Западные интеллектуалы долгое время наслаждались одним пре­имуществом — они жили свободно. Но настолько ли они свободны, чтобы свободно мыслить? Тем более что глупость (следование расхо­жим запретам или модным словечкам вроде: «реакция», «элитизм», «правый», «расизм», «консерватизм» и им подобным) уголовно не на­казуема. Ведь если кто-то отклоняется от «правильной» мысли своего времени, то сразу же — он или она — рискует остаться в безвестно­сти, их работы замалчиваются и подвергаются осмеянию. При этом я хочу подчеркнуть, что терпеть не могу правое мышление (если оно сно­ва войдет в моду), как, впрочем, и левое. Подобно Оруэллу, я против



деления на левых и правых и считаю, что «правильная» мысль ничего общего с мышлением не имеет. Точно так же, как я не свожу «ле­вое» и к марксизму. Это было бы далеко от истины. Хотя марксизм с помощью идеологических догм создал из левых касту верующих. И по­этому приходится принимать в расчет злые умыслы и предвидения, ко­торые делят всех нас на сектантов, разбегающихся по все новым и но­вым конфессиям.

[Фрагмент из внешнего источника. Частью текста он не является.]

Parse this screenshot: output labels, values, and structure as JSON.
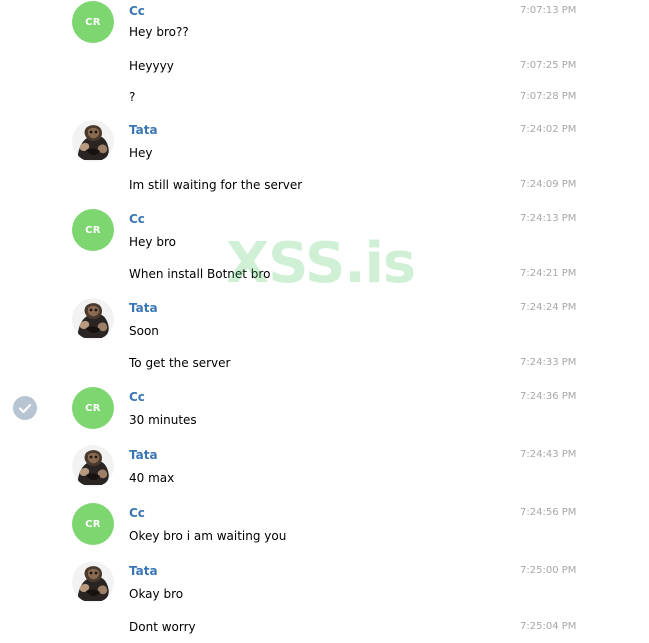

И соответственно если при этом преобладает идеология, то сразу же появляется потребность во вредителях и слепцах. Отсюда — духов­ная скудость и бесчестье, подтасовки в доказательствах, похожие на беспричинную ругань.

Итак, нам необходимо раскрепощение мышления. Но это еще не все. Очень важно снова поднять значение профессиональной этики (во многом ныне развенчанной), поскольку она есть то, что она есть, и основана на беспристрастии, правдивости и поиске истины. Нельзя, ко­нечно же, быть полностью свободнцм от каких-либо убеждений и быть совершенно беспристрастным человеком. Но это вовсе не означает, что очень хорошо быть предвзятым, подозрительным и полностью за­висимым от внешних обстоятельств. В этом смысле трудность в обна­ружении истины нисколько не оправдывает и не спасает «политичес­ких пилигримов», как это прекрасно показано, например, в одноимен­ной книге Пола Холландера, которые больше чем полвека прославляли советские кущи и тех, кто в них верил8. По счастью, вся «великая! ложь» нашего века обратилась в прах, спалив саму себя до тла. Поэтому по большому счету врать не имеет смысла. Что и устраняет, по моему убеждению, главную преграду на пути переосмысления политики.